¿En qué momento de la depresión se debe buscar ayuda?

Es muy probable que el afectado no se dé cuenta, por lo que sus allegados deben prestar atención a algunas señales que pueden indicar que la persona con depresión necesita ayuda.

La depresión es un trastorno psicológico muy extendido en este siglo. La persona padece un sufrimiento emocional constante y del que no encuentra salida. Al comienzo, los síntomas pueden pasar desapercibidos o los podemos confundir con una mala racha personal. Una pregunta clave que debemos hacernos es: ¿En qué momento de la depresión se debe buscar ayuda?

En este artículo tratamos de puntualizar algunos aspectos comunes en la conducta de las personas que empiezan a padecer una depresión. De esta forma práctica, será más sencillo identificarlos y prestarles atención para poder buscar ayuda psicológica cuanto antes y prevenir un estado más grave.

Cuando no hay una causa concreta para la depresión

Sería lógico y comprensible entrar en un estado de profunda tristeza o dolor si ha fallecido un familiar cercano. Sin embargo, si de forma gradual empezamos a sentir un desánimo y tristeza desmedida, sin causa aparente, puede ser un indicativo del comienzo de un estado depresivo. A veces puede aparecer tras una época de euforia o grandes logros, lo cual significa que no siempre está asociada a dificultades o fracasos.

Cada persona es un caso diferente y se muestra de formas muy diversas. No obstante, debemos estar alerta cuando ese abatimiento, tristeza y desespero perdure hasta el punto de cambiar nuestra normalidad o vida cotidiana.

Pensamientos negativos

Otro de los indicativos de la depresión por el que se debe empezar a buscar ayuda son los continuos pensamientos negativos. Sucede cuando la persona cae en un bucle sin salida, de negatividad y pensamientos autodestructivos. En esa etapa todo puede parecer un problema y cualquier actividad se convierte en un reto imposible.

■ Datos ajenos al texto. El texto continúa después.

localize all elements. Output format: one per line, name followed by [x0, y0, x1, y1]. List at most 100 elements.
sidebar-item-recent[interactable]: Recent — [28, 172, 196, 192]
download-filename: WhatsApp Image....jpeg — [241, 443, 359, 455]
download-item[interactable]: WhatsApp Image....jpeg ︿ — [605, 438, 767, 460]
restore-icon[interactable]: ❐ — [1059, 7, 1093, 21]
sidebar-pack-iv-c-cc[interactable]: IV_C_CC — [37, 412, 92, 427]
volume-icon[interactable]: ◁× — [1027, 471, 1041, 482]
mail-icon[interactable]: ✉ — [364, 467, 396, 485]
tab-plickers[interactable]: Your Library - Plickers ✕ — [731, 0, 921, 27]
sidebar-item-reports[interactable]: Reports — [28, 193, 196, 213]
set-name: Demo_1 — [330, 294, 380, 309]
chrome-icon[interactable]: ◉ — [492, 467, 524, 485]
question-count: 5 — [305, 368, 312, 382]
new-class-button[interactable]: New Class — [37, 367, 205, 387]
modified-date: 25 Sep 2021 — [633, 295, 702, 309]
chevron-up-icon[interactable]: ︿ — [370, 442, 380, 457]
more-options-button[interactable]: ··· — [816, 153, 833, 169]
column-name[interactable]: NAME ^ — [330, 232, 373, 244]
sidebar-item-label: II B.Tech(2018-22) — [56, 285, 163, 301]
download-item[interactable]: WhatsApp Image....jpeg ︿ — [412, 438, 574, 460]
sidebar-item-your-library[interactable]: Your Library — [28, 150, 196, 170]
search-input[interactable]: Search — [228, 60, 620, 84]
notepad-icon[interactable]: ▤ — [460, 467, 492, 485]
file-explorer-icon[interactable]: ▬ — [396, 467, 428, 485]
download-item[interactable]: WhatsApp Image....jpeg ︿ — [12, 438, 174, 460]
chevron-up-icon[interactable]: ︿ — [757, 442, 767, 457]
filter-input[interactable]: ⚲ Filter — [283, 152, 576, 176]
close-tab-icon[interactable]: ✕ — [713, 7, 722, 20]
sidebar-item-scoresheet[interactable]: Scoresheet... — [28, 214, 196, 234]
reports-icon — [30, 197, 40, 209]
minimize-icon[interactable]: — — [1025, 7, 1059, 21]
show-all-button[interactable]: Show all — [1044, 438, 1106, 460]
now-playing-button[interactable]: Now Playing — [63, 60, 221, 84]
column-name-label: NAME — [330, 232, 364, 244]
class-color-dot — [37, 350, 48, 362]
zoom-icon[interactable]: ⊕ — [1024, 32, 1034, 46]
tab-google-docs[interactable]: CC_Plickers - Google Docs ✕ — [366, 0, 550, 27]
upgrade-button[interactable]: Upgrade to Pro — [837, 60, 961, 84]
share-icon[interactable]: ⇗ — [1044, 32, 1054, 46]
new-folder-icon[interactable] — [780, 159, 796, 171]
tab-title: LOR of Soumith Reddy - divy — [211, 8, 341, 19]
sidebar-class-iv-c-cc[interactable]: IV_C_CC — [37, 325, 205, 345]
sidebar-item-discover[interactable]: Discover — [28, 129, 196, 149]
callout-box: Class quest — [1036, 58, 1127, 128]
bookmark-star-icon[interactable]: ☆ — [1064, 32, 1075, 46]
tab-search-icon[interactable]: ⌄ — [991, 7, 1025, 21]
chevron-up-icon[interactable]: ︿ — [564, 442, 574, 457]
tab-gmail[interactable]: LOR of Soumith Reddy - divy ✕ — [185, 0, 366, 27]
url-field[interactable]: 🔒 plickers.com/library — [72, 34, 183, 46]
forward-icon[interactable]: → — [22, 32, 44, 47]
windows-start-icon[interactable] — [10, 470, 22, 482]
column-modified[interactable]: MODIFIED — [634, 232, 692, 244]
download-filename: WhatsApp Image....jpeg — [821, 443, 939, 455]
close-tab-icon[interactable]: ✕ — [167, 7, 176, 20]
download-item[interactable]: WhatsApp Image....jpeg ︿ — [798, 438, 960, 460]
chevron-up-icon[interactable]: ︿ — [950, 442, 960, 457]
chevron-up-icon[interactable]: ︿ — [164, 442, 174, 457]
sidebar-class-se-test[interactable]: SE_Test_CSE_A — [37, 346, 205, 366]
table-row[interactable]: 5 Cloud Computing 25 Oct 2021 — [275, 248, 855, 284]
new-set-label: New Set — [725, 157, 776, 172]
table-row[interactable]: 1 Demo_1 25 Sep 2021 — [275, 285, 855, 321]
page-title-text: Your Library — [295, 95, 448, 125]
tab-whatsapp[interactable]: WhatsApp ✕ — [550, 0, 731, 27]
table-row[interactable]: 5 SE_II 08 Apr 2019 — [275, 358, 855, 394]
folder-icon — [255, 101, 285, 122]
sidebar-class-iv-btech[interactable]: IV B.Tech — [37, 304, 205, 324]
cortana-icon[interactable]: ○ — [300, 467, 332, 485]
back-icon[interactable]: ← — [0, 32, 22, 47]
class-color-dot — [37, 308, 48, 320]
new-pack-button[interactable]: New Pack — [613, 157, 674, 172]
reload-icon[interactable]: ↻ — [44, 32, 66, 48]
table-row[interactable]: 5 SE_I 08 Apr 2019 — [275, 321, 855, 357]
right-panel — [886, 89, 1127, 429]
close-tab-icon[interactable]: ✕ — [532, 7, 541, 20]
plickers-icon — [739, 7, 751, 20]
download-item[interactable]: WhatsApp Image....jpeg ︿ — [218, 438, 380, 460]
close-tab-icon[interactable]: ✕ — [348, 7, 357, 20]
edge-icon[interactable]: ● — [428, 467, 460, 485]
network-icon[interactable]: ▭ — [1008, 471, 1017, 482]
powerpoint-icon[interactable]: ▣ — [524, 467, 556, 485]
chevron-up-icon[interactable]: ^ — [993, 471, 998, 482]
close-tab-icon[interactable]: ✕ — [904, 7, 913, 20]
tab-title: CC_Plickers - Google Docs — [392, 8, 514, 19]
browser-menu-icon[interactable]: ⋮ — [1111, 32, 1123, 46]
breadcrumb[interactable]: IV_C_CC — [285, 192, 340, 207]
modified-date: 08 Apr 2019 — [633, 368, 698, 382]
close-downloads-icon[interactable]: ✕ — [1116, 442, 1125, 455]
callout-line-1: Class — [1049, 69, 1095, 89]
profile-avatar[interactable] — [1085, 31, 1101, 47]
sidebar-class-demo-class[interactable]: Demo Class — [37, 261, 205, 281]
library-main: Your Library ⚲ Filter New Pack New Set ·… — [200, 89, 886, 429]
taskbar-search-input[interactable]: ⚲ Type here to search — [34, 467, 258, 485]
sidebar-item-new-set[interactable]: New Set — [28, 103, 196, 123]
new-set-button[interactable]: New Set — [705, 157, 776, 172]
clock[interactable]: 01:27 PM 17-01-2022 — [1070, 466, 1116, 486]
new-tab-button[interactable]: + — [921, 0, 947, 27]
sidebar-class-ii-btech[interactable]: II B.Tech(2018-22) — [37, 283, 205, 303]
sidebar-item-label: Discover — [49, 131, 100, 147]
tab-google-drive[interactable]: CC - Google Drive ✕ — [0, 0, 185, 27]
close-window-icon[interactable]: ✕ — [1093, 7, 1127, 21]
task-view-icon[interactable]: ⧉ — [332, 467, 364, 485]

Aparecen pensamientos negativos de infravaloración de diferentes tipos:

  • Victimismo: La persona se siente y se sitúa como víctima en cualquier contexto para aumentar todavía más la gravedad de su estado.
  • Extremismo: El mundo está a mi favor o en mi contra. No hay lugar para el diálogo o las diferencias de opiniones. Todo es o blanco o negro.
  • Catastrofismo: Se entra en un círculo vicioso en el que se cree que todo va a salir mal.
  • Desconfianza: Cuando se cree que los demás tienen una opinión negativa de nosotros.
  • Complejo de inferioridad: Sentirse menos que los demás.
  • Anticipación al futuro: Quedarse sin hacer nada al creer que lo que va a suceder será malo.

Falta de higiene

Cuando se entra en un estado psicológico depresivo, con la desidia y el desánimo, suele descuidarse la higiene personal. Con la depresión la persona suele abandonarse y, acciones sencillas y cotidianas, como lavarse los dientes, ducharse o peinarse, suponen un gran esfuerzo.

Si la persona con depresión vive sola, también puede observarse la falta de higiene en su domicilio. Veremos un nuevo indicativo para pedir ayuda psicológica si hay comportamientos de dejadez como camas sin hacer, suelos sucios, plantas y mascotas desatendidas, habitaciones oscuras y poco ventiladas, etc.

Aislamiento social

Otro de los graves perjuicios de la depresión es el aislamiento social y la reclusión. Algunos indicativos de esta desmedida introspección suelen ser:

  • No querer tener contacto con otras personas.
  • No querer salir de casa.
  • Despreocuparse por atender a las amistades.
  • No responder a las llamadas.
  • Aislamiento emocional de las personas cercanas, como la pareja.
  • Nula conversación.
  • Pérdida del sentido del humor y la alegría.

El aislamiento social suele derivar en problemas en el aprendizaje, dificultades en la toma de decisiones y en déficit de atención. También puede generar conductas desequilibradas o extrañas, empeoramiento físico y cierta insensibilidad hacia todo.

 

No querer comer

Es obvio que cuando una persona adopta una actitud diaria de no querer comer hay un problema de algún tipo. Esta conducta de malos hábitos alimentarios también puede darnos pistas sobre un posible problema de fondo, como es la depresión.

Es necesario acudir a un profesional y así descartar otro tipo de enfermedad crónica como los trastornos alimentarios (bulimia, anorexia, vigorexia, ortorexia o los atracones).

La consecuencia de esta conducta afecta a nivel físico y mental:

  • Debilitamiento del cuerpo por falta de energía y tono muscular.
  • Pérdida excesiva de peso y riesgo cardiovascular al haber una severa deshidratación.
  • Fatiga crónica.
  • Dolores estomacales.
  • A nivel intelectual aparece una lentitud o pesadez de pensamiento, en los que la persona parece como ausente o ida.